As shown in ■, the vibration transmission rate can be changed, and the resonance magnification can be set to 0.2. It can be reduced to Q3.

Therefore, according to the configuration of the above embodiment, since the first and second elastic characteristic portions 29 and 30 having different natural frequencies are integrally formed in one vibration isolating member 28, Due to mutual interference between the resonance points of the first and second elastic characteristic sections 29 and 30, the resonance magnification can be reduced and the vibration damping effect can be improved. According to experiments, a resonance magnification of 7 dB could be achieved when the loss coefficient γ was 0.5. Furthermore, since the vibration isolating member 28 is configured to form the first and second elastic characteristic portions 29 and 30 by changing its shape, the structure is simple and economically advantageous.

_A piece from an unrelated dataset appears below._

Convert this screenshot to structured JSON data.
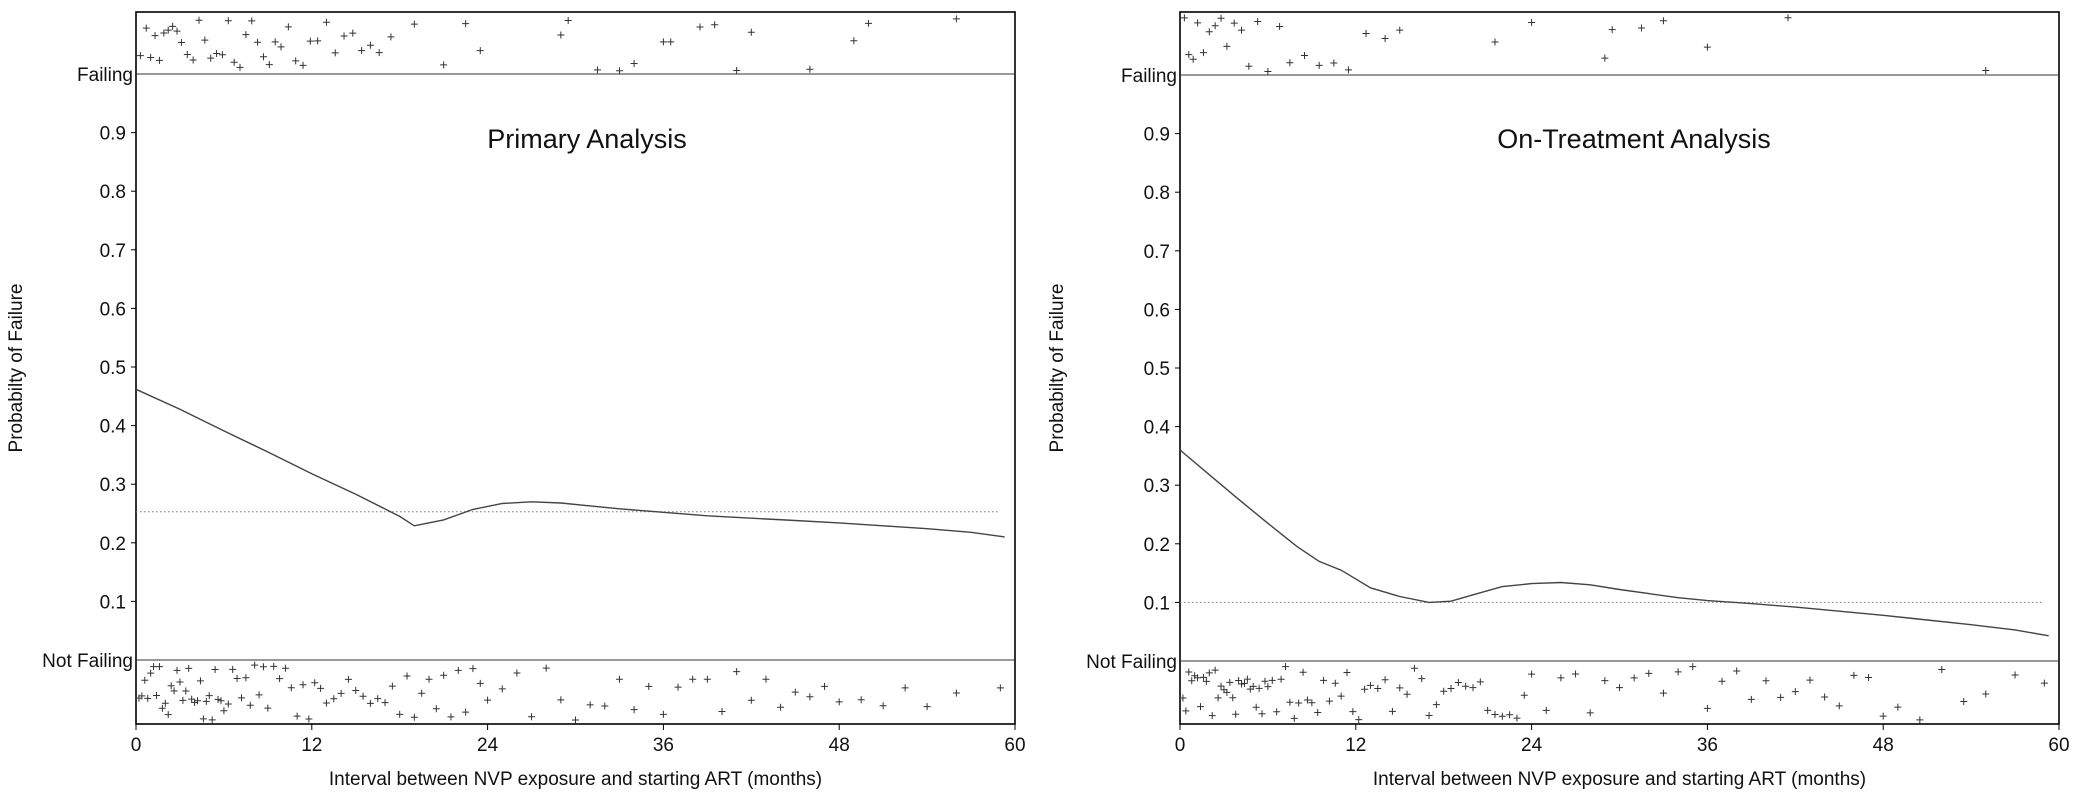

FIG. 5 shows another embodiment of the invention.

That is, the protrusion 30a constituting the second elastic characteristic section 30
A notch 30b is formed in the spring to reduce the spring constant.

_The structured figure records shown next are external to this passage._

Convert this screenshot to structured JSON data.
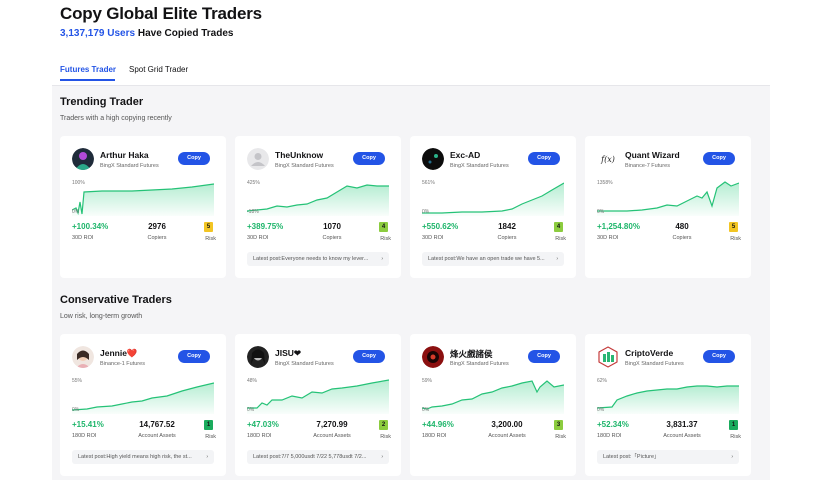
{
  "header": {
    "title": "Copy Global Elite Traders",
    "user_count": "3,137,179 Users",
    "subtitle_rest": " Have Copied Trades"
  },
  "tabs": [
    {
      "label": "Futures Trader",
      "active": true
    },
    {
      "label": "Spot Grid Trader",
      "active": false
    }
  ],
  "copy_label": "Copy",
  "sections": [
    {
      "title": "Trending Trader",
      "subtitle": "Traders with a high copying recently",
      "traders": [
        {
          "name": "Arthur Haka",
          "exchange": "BingX Standard Futures",
          "chart_top": "100%",
          "chart_bottom": "0%",
          "roi": "+100.34%",
          "roi_label": "30D ROI",
          "stat": "2976",
          "stat_label": "Copiers",
          "risk": "5",
          "risk_label": "Risk",
          "post": "",
          "avatar": "dark-figure"
        },
        {
          "name": "TheUnknow",
          "exchange": "BingX Standard Futures",
          "chart_top": "425%",
          "chart_bottom": "-18%",
          "roi": "+389.75%",
          "roi_label": "30D ROI",
          "stat": "1070",
          "stat_label": "Copiers",
          "risk": "4",
          "risk_label": "Risk",
          "post": "Latest post:Everyone needs to know my lever...",
          "avatar": "default-user"
        },
        {
          "name": "Exc-AD",
          "exchange": "BingX Standard Futures",
          "chart_top": "561%",
          "chart_bottom": "0%",
          "roi": "+550.62%",
          "roi_label": "30D ROI",
          "stat": "1842",
          "stat_label": "Copiers",
          "risk": "4",
          "risk_label": "Risk",
          "post": "Latest post:We have an open trade we have 5...",
          "avatar": "dark-circle"
        },
        {
          "name": "Quant Wizard",
          "exchange": "Binance-7 Futures",
          "chart_top": "1358%",
          "chart_bottom": "0%",
          "roi": "+1,254.80%",
          "roi_label": "30D ROI",
          "stat": "480",
          "stat_label": "Copiers",
          "risk": "5",
          "risk_label": "Risk",
          "post": "",
          "avatar": "function-fx"
        }
      ]
    },
    {
      "title": "Conservative Traders",
      "subtitle": "Low risk, long-term growth",
      "traders": [
        {
          "name": "Jennie❤️",
          "exchange": "Binance-1 Futures",
          "chart_top": "55%",
          "chart_bottom": "0%",
          "roi": "+15.41%",
          "roi_label": "180D ROI",
          "stat": "14,767.52",
          "stat_label": "Account Assets",
          "risk": "1",
          "risk_label": "Risk",
          "post": "Latest post:High yield means high risk, the st...",
          "avatar": "photo-woman"
        },
        {
          "name": "JISU❤",
          "exchange": "BingX Standard Futures",
          "chart_top": "48%",
          "chart_bottom": "0%",
          "roi": "+47.03%",
          "roi_label": "180D ROI",
          "stat": "7,270.99",
          "stat_label": "Account Assets",
          "risk": "2",
          "risk_label": "Risk",
          "post": "Latest post:7/7 5,000usdt 7/22 5,778usdt 7/2...",
          "avatar": "photo-bw"
        },
        {
          "name": "烽火戲諸侯",
          "exchange": "BingX Standard Futures",
          "chart_top": "59%",
          "chart_bottom": "0%",
          "roi": "+44.96%",
          "roi_label": "180D ROI",
          "stat": "3,200.00",
          "stat_label": "Account Assets",
          "risk": "3",
          "risk_label": "Risk",
          "post": "",
          "avatar": "red-logo"
        },
        {
          "name": "CriptoVerde",
          "exchange": "BingX Standard Futures",
          "chart_top": "62%",
          "chart_bottom": "0%",
          "roi": "+52.34%",
          "roi_label": "180D ROI",
          "stat": "3,831.37",
          "stat_label": "Account Assets",
          "risk": "1",
          "risk_label": "Risk",
          "post": "Latest post:「Picture」",
          "avatar": "green-logo"
        }
      ]
    }
  ],
  "colors": {
    "accent": "#2354e6",
    "positive": "#1db56a",
    "risk_high": "#f2c524",
    "risk_mid": "#8ccc3f",
    "risk_low": "#1aab5d"
  }
}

It should be noted that the present invention is not limited to the above-described embodiments, and can be implemented with various modifications without departing from the gist thereof.

[Effects of the Invention] As detailed above, according to the present invention, it is possible to greatly improve the vibration damping performance by simply constructing a disk drive system, which is economically advantageous. A shaking device can be provided.

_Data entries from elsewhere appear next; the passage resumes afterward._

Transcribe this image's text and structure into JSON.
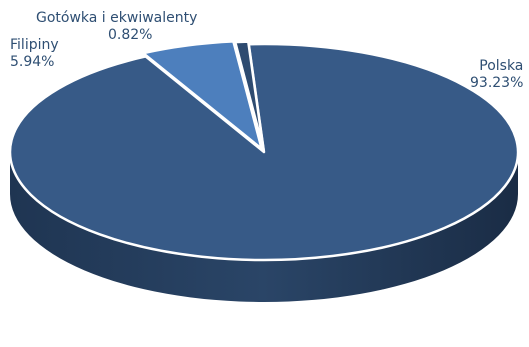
{
  "chart_data": {
    "type": "pie",
    "title": "",
    "legend": "none",
    "slices": [
      {
        "name": "Polska",
        "value": 93.23,
        "label": "93.23%",
        "color": "#375a87"
      },
      {
        "name": "Filipiny",
        "value": 5.94,
        "label": "5.94%",
        "color": "#4d7fbd"
      },
      {
        "name": "Gotówka i ekwiwalenty",
        "value": 0.82,
        "label": "0.82%",
        "color": "#2e4b70"
      }
    ]
  }
}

[Brief explanation of the drawing]

Fig. 1 shows an embodiment of the vibration isolating device for a disk drive system according to the present invention, and is a diagram showing the shape of the vibration isolating member, and Fig. 2 is an exploded perspective view showing the means for mounting with the vibration isolating member. , Fig. 3 is a side cross-sectional view showing how the vibration isolating means is installed, Fig. 4 is a characteristic curve diagram explaining the effects of the same embodiment, and Fig. 5 is a diagram showing another embodiment of the present invention. FIG. 6 is a perspective view schematically showing a disk drive system, FIGS. 7 and 8 are side sectional views showing conventional vibration isolation means, and FIG. 9 is a problem with the conventional means. It is a characteristic curve diagram for explaining. DESCRIPTION OF SYMBOLS 11... Cabinet, 12... Disk drive mechanism part, 13... Turntable, 14... Pick-up, 15... Guide shaft, 16... Drive coil, 1
7...Detection coil, 18...Speed detector, 19...
- Disc case, 20... Disc, 21... Case guide member, 22... Pressing spring, 23... Loading release motor, 24... Ejection lever 25... Main chassis, 26... Vibration isolating member, 27... Attachment part, 28... Vibration isolating member, 29... First elastic characteristic part,
30... Second elastic characteristic part, 31... Mounting base, 3
2...Stud, 33...Mounting screw. (a) Applicant's agent Patent attorney Takehiko Suzue (b) Figure 1 Figure Figure Figure Figure Figure Figure Figure Figure

Claims (1)

[Claims] A disk drive system in which a disk drive mechanism section is installed on a mounting base via a vibration isolating member, and includes a rotation drive section that rotates a disk and a reading section that reads recorded information from the disk rotated by the rotation drive section. In the vibration isolator, the vibration isolator is formed into a substantially cylindrical shape, one end of which is attached to the disk drive mechanism, and the other end of which is attached to the mounting base. A first groove having a constant width formed on the inner surface along the inner circumferential surface.
and a second elastic characteristic portion in which protrusions are formed on the inner surface of the end portion and protrude toward the center at regular intervals from the inner circumferential surface, and the first and second elastic A vibration isolator for a disk drive system, characterized in that it is configured to vary the natural frequencies of characteristic parts.